A solar project in the Ningxia region of China. Cfoto/Sipa USA
A solar project in the Ningxia region of China. Cfoto/Sipa USA

Saudi Arabia’s Acwa Power to stay the course with China as trade war concerns grow



Saudi Arabia’s Acwa Power will move ahead with its China plans despite growing concerns of a trade war and will not invest in the US in the short term, its chief executive said.

Acwa Power, one of the largest renewable energy developers in the Middle East, recently entered China’s renewable energy market with agreements for one gigawatt of projects. By 2030, the company aims to invest up to $30 billion in China – the world’s largest renewable energy market – in line with its plans to triple its overall assets under management to about $250 billion.

“We take a long-term view, and we see China as a very strong economy,” Marco Arcelli told The National in an interview. "China has a programme of installing 250-300 gigawatts of renewables per year, and the commitment there is very strong. The scale is such that even if, in theory, it slows down by 10 per cent, it is still a gigantic market.”

Since taking office in January, US President Donald Trump has levied 20 per cent tariffs on Chinese imports to the US, raising concerns of a further slowdown in the world’s second-largest economy. Beijing has responded with retaliatory tariffs on American goods, while introducing stimulus measures aimed at bolstering consumer spending.

The trade disputes and tariffs will not disrupt Acwa Power's business, which is centred on clean energy projects in the Gulf, Central Asia, Africa, South-East Asia and China. The company does not have assets in North America and Europe. “In terms of tariffs on the supply chain for renewables, I don't see that there is really an issue … there are no tariffs between Africa, Central Asia, the Gulf and China,” Mr Arcelli said.

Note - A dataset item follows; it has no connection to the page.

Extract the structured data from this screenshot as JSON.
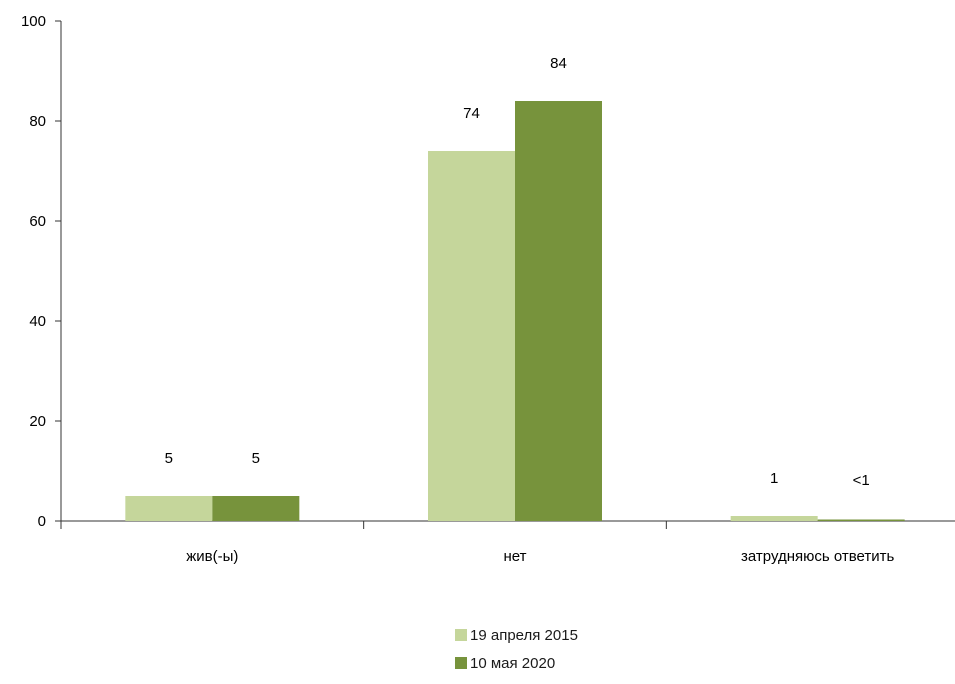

China produces about 90 per cent of the world’s solar photovoltaic (PV) components and has by far the world’s largest wind turbine production capacity. The renewable energy executive is “more concerned” about the potential impact of a trade war on economic growth, which may lower the demand for energy in some countries.

“We're working in countries that grow at “4 per cent to 8 per cent” per year, so I still think it's a very healthy environment,” Mr Arcelli said, adding that Acwa Power will not invest in the US in the short term as it focuses on projects in territories it is already in.

Meanwhile, Saudi Arabia has pledged to expand its investments and trade with the US by $600 billion – and potentially beyond that – over the next four years.

Middle East impact

Mr Trump has pulled the US out of the Paris Agreement, the global accord to lower greenhouse gas emissions, and has sought to cement the country’s position as a major supplier of crude oil and liquefied natural gas (LNG). The new US administration is also looking to remove or weaken the Inflation Reduction Act (IRA), the landmark green bill passed by the Biden administration, which allocated billions of dollars in tax credits and subsidies to developers of clean energy projects.

This policy shift away from renewable energy in the US has raised concerns that global energy transition efforts will face more hurdles. However, Mr Arcelli does not expect a slowdown in Saudi Arabia – Acwa Power’s home market – and the wider Gulf region.

“I think that the Gulf and Saudi Arabia are becoming the centre of the world in terms of commitment and driving the energy transition, which I think is predicated on the fact that you have a lot of natural resources here,” he said. “Oman and the Emirates are going ahead with tenders … we are also working in Bahrain and Kuwait for some additional capacity there.”

Renewable energy generation in the Middle East is forecast to grow by about 14 per cent per year from now until 2027, with its share of the overall energy mix rising from 5 per cent to 7 per cent, according to the International Energy Agency.

Green hydrogen bridge

The Middle East and North Africa (Mena) region is emerging as a green hydrogen hub and Europe and Asia could be its most important markets. There is potential for an “energy bridge” between Europe and Saudi Arabia for green hydrogen and direct power exports, driven by Saudi Arabia's competitive energy costs and Europe's need to decarbonise and ensure energy security, Mr Arcelli said.

In February, Acwa Power signed an initial agreement with Germany’s Sefe (Securing Energy for Europe) for the supply of 200,000 tonnes of green hydrogen annually by 2030. The Saudi company will lead development, investment, and operation of green hydrogen and ammonia assets, while Sefe will co-invest and serve as the primary off-taker, using its position as a major European energy trader to market the hydrogen, Acwa Power said at the time.

Acwa Power is also a partner in the $5 billion Neom Green Hydrogen project, the world’s largest, which is expected to be completed next year. The other venture partners are Neom and the US-based Air Products, which has secured an off-take agreement for all the green ammonia produced at the facility. However, the hype around green hydrogen – a fuel produced using renewable energy – seems to be fading due to concerns over its high costs and potential buyers.

“There is still interest in off-takes, and we are in contact in Europe with multiple parties,” Mr Arcelli said. “Despite the fact that the hype may not be the same that you had a couple of years ago, there is still a realisation that this [green hydrogen] will need to happen in by 2030, or in the next decade,” he added.